Les Sœurs de Saint-Joseph

Elles sont le fruit d’une rencontre d’un Jésuite, le Père Jean Pierre MEDAILLE (1610- 1669) avec quelques femmes désireuses de se consacrer à Dieu dans le service des frères …

Ces femmes ?
Françoise EYRAUD, Marguerite BURDIER, Claudia CHASTEL, Anna VEY, Anna BRUN, Anna CHALAYER, venues des diocèses du PUY, de LYON, de MENDE, de VIENNE.

La fondation se fera par étapes…. Saint FLOUR, puis le PUY en VELAY, dans les années 1650.

L’évêque du PUY, Monseigneur de MAUPAS, reconnaîtra cette communauté et lui donnera le nom de Saint JOSEPH, reconnaissant par-là l’importance d’une consécration dans le monde et non à l’intérieur d’une clôture : ainsi, le projet de ces femmes et du Père MEDAILLE était reconnu !

Les premières Sœurs de Saint Joseph ne savent, pour la plupart, ni lire ni écrire. Le Père MEDAILLE, qui était alors missionnaire des campagnes du VELAY, avait donné des points de repère de vie spirituelle aux personnes qu’il rencontrait. Ce sont ces mêmes Maximes qu’il leur donnera .C’est donc ainsi qu’il leur donnera l’essentiel de la spiritualité ignatienne accentuant fort la dimension « d’anéantissement » (s’appuyant sur la lettre aux Philippiens 2, 4-11) et l’importance de la communion entre elles, avec le prochain et avec Dieu (Jean 17, 17-23) ce qui devient « travailler à la double union des hommes entre eux et avec Dieu

La spiritualité des Sœurs de Saint Joseph s’enracine d’abord sur ce qui est la base de toute vie chrétienne : amour et service de Dieu, amour et service du prochain.

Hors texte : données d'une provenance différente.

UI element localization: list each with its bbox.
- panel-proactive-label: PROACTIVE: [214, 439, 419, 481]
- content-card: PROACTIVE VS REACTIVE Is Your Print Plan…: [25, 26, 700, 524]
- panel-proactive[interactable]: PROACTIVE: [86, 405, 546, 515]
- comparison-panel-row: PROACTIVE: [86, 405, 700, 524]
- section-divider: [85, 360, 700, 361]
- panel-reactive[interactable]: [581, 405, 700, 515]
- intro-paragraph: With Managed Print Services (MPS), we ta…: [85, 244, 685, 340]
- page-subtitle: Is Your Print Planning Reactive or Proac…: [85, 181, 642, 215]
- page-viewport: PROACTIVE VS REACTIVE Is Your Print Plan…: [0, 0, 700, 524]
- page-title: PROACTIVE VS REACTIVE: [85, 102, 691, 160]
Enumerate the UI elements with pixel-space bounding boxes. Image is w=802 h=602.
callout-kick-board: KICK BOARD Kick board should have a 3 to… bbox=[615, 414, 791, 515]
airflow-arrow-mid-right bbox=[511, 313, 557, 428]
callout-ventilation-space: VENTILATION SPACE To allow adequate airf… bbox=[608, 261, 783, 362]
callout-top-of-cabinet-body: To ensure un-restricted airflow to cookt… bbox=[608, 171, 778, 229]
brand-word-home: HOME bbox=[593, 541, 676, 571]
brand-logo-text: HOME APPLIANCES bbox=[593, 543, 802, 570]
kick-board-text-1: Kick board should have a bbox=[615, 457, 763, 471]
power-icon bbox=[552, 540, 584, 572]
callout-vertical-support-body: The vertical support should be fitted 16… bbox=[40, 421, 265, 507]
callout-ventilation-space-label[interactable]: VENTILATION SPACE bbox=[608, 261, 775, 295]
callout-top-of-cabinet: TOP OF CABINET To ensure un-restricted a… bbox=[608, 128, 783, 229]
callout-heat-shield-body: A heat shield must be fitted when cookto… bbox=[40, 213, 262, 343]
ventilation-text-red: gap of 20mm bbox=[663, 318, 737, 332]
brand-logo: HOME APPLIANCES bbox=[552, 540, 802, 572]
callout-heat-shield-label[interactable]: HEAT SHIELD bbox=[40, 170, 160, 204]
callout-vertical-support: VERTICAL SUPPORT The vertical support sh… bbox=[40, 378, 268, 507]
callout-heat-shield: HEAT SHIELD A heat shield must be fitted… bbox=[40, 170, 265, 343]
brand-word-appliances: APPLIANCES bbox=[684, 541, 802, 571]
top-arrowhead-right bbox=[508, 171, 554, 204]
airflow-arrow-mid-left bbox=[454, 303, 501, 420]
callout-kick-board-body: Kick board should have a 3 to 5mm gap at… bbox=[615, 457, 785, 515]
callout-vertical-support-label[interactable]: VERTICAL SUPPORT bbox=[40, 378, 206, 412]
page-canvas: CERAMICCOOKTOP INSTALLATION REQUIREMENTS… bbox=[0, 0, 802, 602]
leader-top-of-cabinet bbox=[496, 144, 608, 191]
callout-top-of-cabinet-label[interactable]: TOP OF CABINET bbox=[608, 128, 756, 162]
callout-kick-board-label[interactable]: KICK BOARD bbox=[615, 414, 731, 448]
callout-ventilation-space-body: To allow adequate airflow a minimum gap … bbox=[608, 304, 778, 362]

Pour nous, Sœurs de Saint Joseph, il s’agir de vivre l’amour et le service de Dieu dans l’amour du prochain… Par le moyen des « exercices de la miséricorde spirituelle et corporelle », nous sommes appelées à vivre, dans le monde, notre engagement de vie consacrée à la suite du Christ à l’intérieur même du service du prochain. Dans la prière, comme dans l’action, nous apprenons à chercher et trouver Dieu en toutes choses. La dynamique spirituelle, trinitaire nous invite à vivre de la vie du Père et à sa ressemblance, nous envoie au monde avec le Christ-Serviteur, pour que l’amour du Père soit révélé et nous rassemble en communautés fraternelles par l’Esprit d’amour.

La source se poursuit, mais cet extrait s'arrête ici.